APEC1621G: Patients with a BRAF V600 gene mutation receive vemurafenib PO BID on days 1-28.
Cycles repeat every 28 days for 2 years in the absence of disease progression or unacceptable
toxicity.
APEC1621H: Patients with deleterious ATM, BRCA1, BRCA2, RAD51C, or RAD51D gene mutations
receive olaparib PO BID on days 1-28. Cycles repeat every 28 days for 2 years in the absence
of disease progression or unacceptable toxicity.

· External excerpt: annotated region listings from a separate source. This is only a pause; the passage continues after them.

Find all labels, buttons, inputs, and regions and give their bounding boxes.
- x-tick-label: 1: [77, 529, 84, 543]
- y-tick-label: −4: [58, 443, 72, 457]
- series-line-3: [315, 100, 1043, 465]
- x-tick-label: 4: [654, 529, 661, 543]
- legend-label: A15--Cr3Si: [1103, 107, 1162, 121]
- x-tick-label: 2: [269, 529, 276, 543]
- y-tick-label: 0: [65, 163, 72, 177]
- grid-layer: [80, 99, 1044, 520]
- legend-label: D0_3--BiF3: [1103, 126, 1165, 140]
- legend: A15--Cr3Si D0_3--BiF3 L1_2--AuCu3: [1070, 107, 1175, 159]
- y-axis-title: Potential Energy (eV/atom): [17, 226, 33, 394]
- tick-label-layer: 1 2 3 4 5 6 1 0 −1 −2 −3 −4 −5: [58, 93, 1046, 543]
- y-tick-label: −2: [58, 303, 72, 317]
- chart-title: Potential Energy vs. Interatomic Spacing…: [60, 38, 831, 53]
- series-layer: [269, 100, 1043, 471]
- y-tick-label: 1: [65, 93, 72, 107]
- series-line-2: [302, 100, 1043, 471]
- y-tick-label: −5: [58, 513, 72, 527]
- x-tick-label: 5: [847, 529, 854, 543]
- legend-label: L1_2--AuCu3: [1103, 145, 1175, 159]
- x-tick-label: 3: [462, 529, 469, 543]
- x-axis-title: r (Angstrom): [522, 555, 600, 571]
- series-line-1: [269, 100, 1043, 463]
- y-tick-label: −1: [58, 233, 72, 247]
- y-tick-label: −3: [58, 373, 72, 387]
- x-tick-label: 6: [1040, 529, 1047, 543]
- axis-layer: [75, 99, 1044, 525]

APEC1621I: Patients with Rb positive advanced solid tumors, non-Hodgkin lymphoma, or
histiocytic disorders with activating alterations in cell cycle genes receive palbociclib PO
QD on days 1-21. Cycles repeat every 28 days for up to 2 years in the absence of disease
progression or unacceptable toxicity.
APEC1621J: Patients with MAPK Pathway Mutations receive ulixertinib PO BID. Cycles repeat
every 28 days for up to 2 years in the absence of disease progression or unacceptable
toxicity.
APEC1621M: Patients with HRAS gene alterations receive tipifarnib PO or via nasogastric or
gastric tube BID on days 1-7 and 15-21. Treatment repeats every 28 days for up to 26 cycles
(2 years) in the absence of disease progression or unacceptable toxicity.
APEC1621N: Patients with activating RET gene alterations receive selpercatinib PO BID on days
1-28. Treatment repeats every 28 days for up to 26 cycles (2 years) in the absence of disease
progression or unacceptable toxicity. Patients may also undergo PET, CT, MRI, PET/CT,
PET/MRI, and/or CT/MRI, scintigraphy, and x-ray imaging throughout the trial.
After completion of study treatment, patients are followed up periodically.